Figure 5. Changes in the triceps surae complex architecture.

Figure 5

A, changes at rest as a function of ankle angle; B, changes during MVC as a function of ankle angle; C, changes during graded isometric plantarflexion at the neutral ankle position in GM, GL and SOL. Notice the increase in GL and SOL thickness as a function of plantarflexion moment. Values were derived from sonographs at the central region over the mid-sagittal axis of each muscle. Values are means ± S.D. (n = 6).
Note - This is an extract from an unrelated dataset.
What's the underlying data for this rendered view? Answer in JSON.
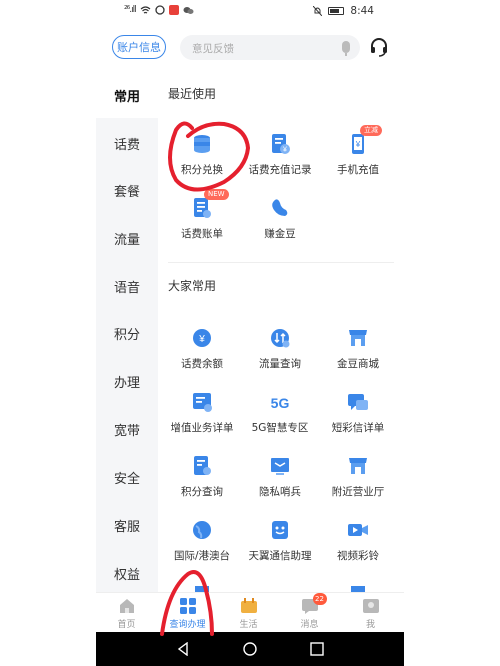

Architectural characteristics during MVC

Thicknesses of GM, GL and SOL during MVC (∼17, 22 and 21 mm, respectively) did not change significantly in response to changes in muscle length (P < 0.05 only in combinations of an ankle angle of +30 deg in GL) (Fig. 5B). In all three muscles during MVC, pennation angle and fibre length were ankle angle dependent. In all three muscles, as ankle angle increased from −15 to +30 deg, the pennation angle increased: in GM from 37 ± 2.3 to 52.9 ± 2.6 deg (43%, P < 0.01), in GL from 32 ± 2.9 to 41.3 ± 2.7 deg (29%, P < 0.01) and in SOL from 35 ± 2.6 to 50 ± 2.6 deg (43%, P < 0.01). In all three muscles, as ankle angle increased from −15 to +30 deg, fibre length decreased: in GM from 27.2 ± 2.3 to 19 ± 1.8 mm (30%, P < 0.01), in GL from 38.2 ± 3.3 to 28 ± 3.1 mm (27%, P < 0.01) and in SOL from 35.4 ± 2.1 to 25.6 ± 2.1 mm (28%, P < 0.01). Comparing MVC with rest at any given ankle angle, pennation angle was larger and fibre length smaller in all three muscles. In GM, GL and SOL, the pennation angle during MVC was increased by 19–28 deg (90–110%, P < 0.01), 23–26 deg (175–256%, P < 0.01) and 14–17 deg (50–64%, P < 0.01), respectively, and fibre length was reduced by 17–26 mm (47–49%, P < 0.01), 27–45 mm (49–54%, P < 0.01) and 2–7 mm (7–16%, P < 0.01 at −15 deg, P < 0.05 at 0 and +15 deg but no significant difference at +30 deg), respectively, compared with rest at any given ankle angle. Thickness of GM at any given ankle angle was not significantly different between rest and MVC. In contrast, thickness of GL and SOL at any given ankle angle increased from rest to MVC by 5–7 mm (36–47%, P < 0.01) and 6–7 mm (38–47%, P < 0.01), respectively. In GL and SOL the increment was not significantly different either between different imaged sites (regions P, C and D and sections L, MS and m in Fig. 3) at the neutral ankle position or between different ankle positions at a given state of contraction (rest or MVC).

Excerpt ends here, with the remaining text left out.